The significant disjoint in London is that people treat £800k hours like they're £8k houses, so despite the eyewatering purchase price, expect weed-strewn driveways, tired decoration, peeling windows, and a general lassitude. It's not worth the effort, it's going to sell for a vast amount, so why bother. They evidently don't.
Also, stupid extensions, oversized excrescences clinging to the sides and back of houses – or balanced precariously on top – with no regard to size or style. Just because you can doesn't mean you should. People that rip out sash windows to replaced them with cheapest possible uPVC, those with bits of plastic in them that just makes them look even worse, like they're made out of some cheap Chinese Lego knockoff. I don't want to see a 2010 house that has plastic 'leaded' windows. Henry the fucking VIIIth did not live there. He would have everyone involved beheaded.
And, take a breath ian, the fucking car parks, entire gardens gone to tarmac, it must be like living in a Tesco car park. Shrubs, lawns, trees, all gone. Just a slick of tarmac or desert of grey paving so you can park eight cars. That's what you see every time you look out of your front window. A car park.

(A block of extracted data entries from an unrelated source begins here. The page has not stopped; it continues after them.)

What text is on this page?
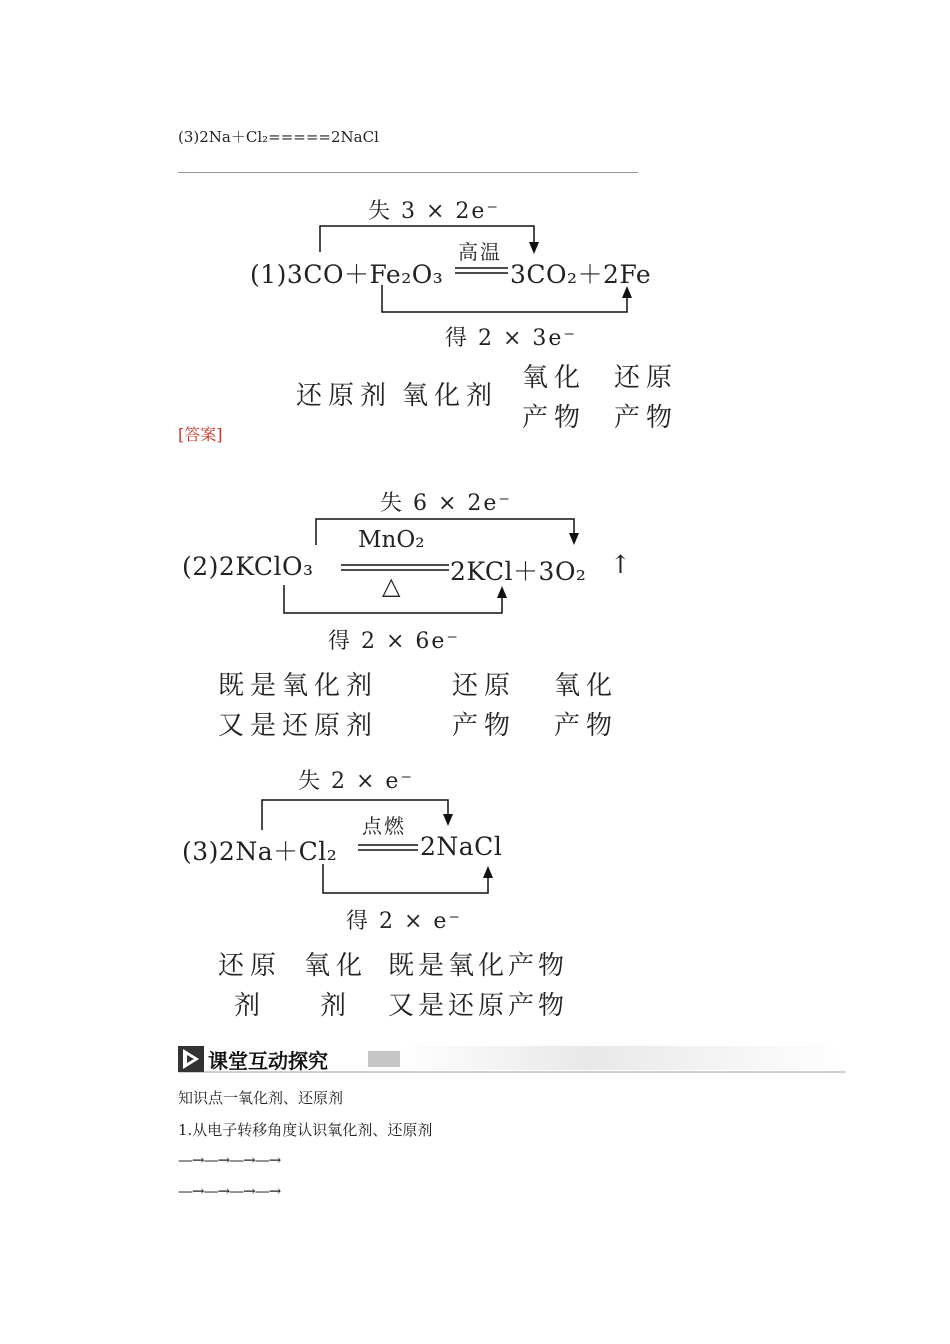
(3)2Na＋Cl₂=====2NaCl
失 3 × 2e⁻
高温
(1)3CO＋Fe₂O₃	3CO₂＋2Fe
得 2 × 3e⁻
还原剂 氧化剂
氧化
产物
还原
产物
[答案]
失 6 × 2e⁻
MnO₂
△
(2)2KClO₃	2KCl＋3O₂ ↑
得 2 × 6e⁻
既是氧化剂
又是还原剂
还原
产物
氧化
产物
失 2 × e⁻
点燃
(3)2Na＋Cl₂	2NaCl
得 2 × e⁻
还原
剂
氧化
剂
既是氧化产物
又是还原产物
课堂互动探究
知识点一氧化剂、还原剂
1.从电子转移角度认识氧化剂、还原剂
—→—→—→—→
—→—→—→—→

Of note in house-hunting adventures, I mentioned the smokers' sticky house elsewhere, but one splendid house we saw was literally splitting in half. Serious, had a crack that went up one wall, across the ceiling, and down the other. Not a small crack, the sort that made you feel unsafe standing in it. They'd sort of bodged with industrial quantities of polyfilla. £750k for a house that looked to be on its way to being two houses with interior open-air access.